On 28 February 2005 the Constitutional Court dismissed the applicant’s claim, rejecting at the same time the applicant’s request for an oral hearing. The judgment was served on the applicant’s counsel on 12 May 2005.
COMPLAINT
The applicant complained under Article 6 of the Convention that the Constitutional Court failed to hold an oral hearing in the proceedings on his action under Article 137 of the Federal Constitution.
THE LAW
On 26 June 2008 the Court received the following declaration from the Government:
“I declare that the Government of Austria offer to pay ex gratia the sum of EUR 1,500 to Cengiz Öztürk with a view to securing a friendly settlement of the above-mentioned case pending before the European Court of Human Rights.
This sum, which is to cover any non-pecuniary damage as well as costs and expenses, will be free of any taxes that may be applicable and will be payable within three months from the date of notification of the decision taken by the Court pursuant to Article 37 § 1 of the European Convention on Human Rights.
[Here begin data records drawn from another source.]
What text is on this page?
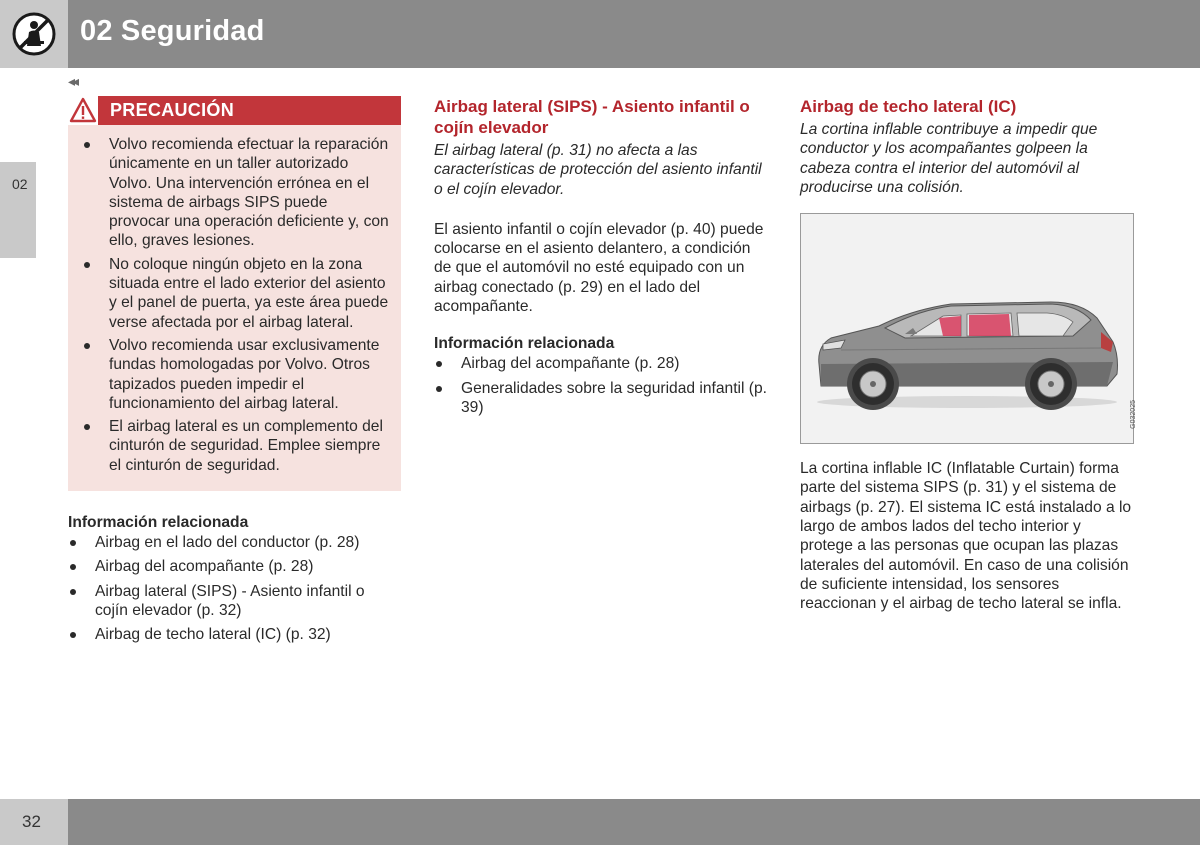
02 Seguridad
◂◂
02
PRECAUCIÓN
Volvo recomienda efectuar la reparación únicamente en un taller autorizado Volvo. Una intervención errónea en el sistema de airbags SIPS puede provocar una operación deficiente y, con ello, graves lesiones.
No coloque ningún objeto en la zona situada entre el lado exterior del asiento y el panel de puerta, ya este área puede verse afectada por el airbag lateral.
Volvo recomienda usar exclusivamente fundas homologadas por Volvo. Otros tapizados pueden impedir el funcionamiento del airbag lateral.
El airbag lateral es un complemento del cinturón de seguridad. Emplee siempre el cinturón de seguridad.
Información relacionada
Airbag en el lado del conductor (p. 28)
Airbag del acompañante (p. 28)
Airbag lateral (SIPS) - Asiento infantil o cojín elevador (p. 32)
Airbag de techo lateral (IC) (p. 32)
Airbag lateral (SIPS) - Asiento infantil o cojín elevador
El airbag lateral (p. 31) no afecta a las características de protección del asiento infantil o el cojín elevador.
El asiento infantil o cojín elevador (p. 40) puede colocarse en el asiento delantero, a condición de que el automóvil no esté equipado con un airbag conectado (p. 29) en el lado del acompañante.
Información relacionada
Airbag del acompañante (p. 28)
Generalidades sobre la seguridad infantil (p. 39)
Airbag de techo lateral (IC)
La cortina inflable contribuye a impedir que conductor y los acompañantes golpeen la cabeza contra el interior del automóvil al producirse una colisión.
G032025
La cortina inflable IC (Inflatable Curtain) forma parte del sistema SIPS (p. 31) y el sistema de airbags (p. 27). El sistema IC está instalado a lo largo de ambos lados del techo interior y protege a las personas que ocupan las plazas laterales del automóvil. En caso de una colisión de suficiente intensidad, los sensores reaccionan y el airbag de techo lateral se infla.
32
In the event of failure to pay this sum within the said three-month period, the Government undertake to pay simple interest on it, from expiry of that period until settlement, at a rate equal to the marginal lending rate of the European Central Bank during the default period plus three percentage points. The payment will constitute the final resolution of the case.”
On 2 July 2008 the Court received the following declaration signed by the applicant:
“I note that the Government of Austria are prepared to pay ex gratia the sum of EUR 1,500 to Cengiz Öztürk with a view to securing a friendly settlement of the above-mentioned case pending before the European Court of Human Rights.
This sum, which is to cover any non-pecuniary damage as well as costs and expenses, will be free of any taxes that may be applicable and will be payable within three months from the date of notification of the decision taken by the Court pursuant to Article 37 § 1 of the European Convention on Human Rights. From the expiry of the above-mentioned three months until settlement simple interest shall be payable on the above amount at a rate equal to the marginal lending rate of the European Central Bank during the default period plus three percentage points.
I accept the proposal and waive any further claims against Austria in respect of the facts giving rise to this application. I declare that this constitutes a final resolution of the case.”
The Court takes note of the friendly settlement reached between the parties. It is satisfied that the settlement is based on respect for human rights as defined in the Convention and its Protocols and finds no public policy reasons to justify a continued examination of the application (Article 37 § 1 in fine of the Convention). In view of the above, it is appropriate to discontinue the application of Article 29 § 3 and strike the case out of the list.
For these reasons, the Court unanimously
Decides to strike the application out of its list of cases.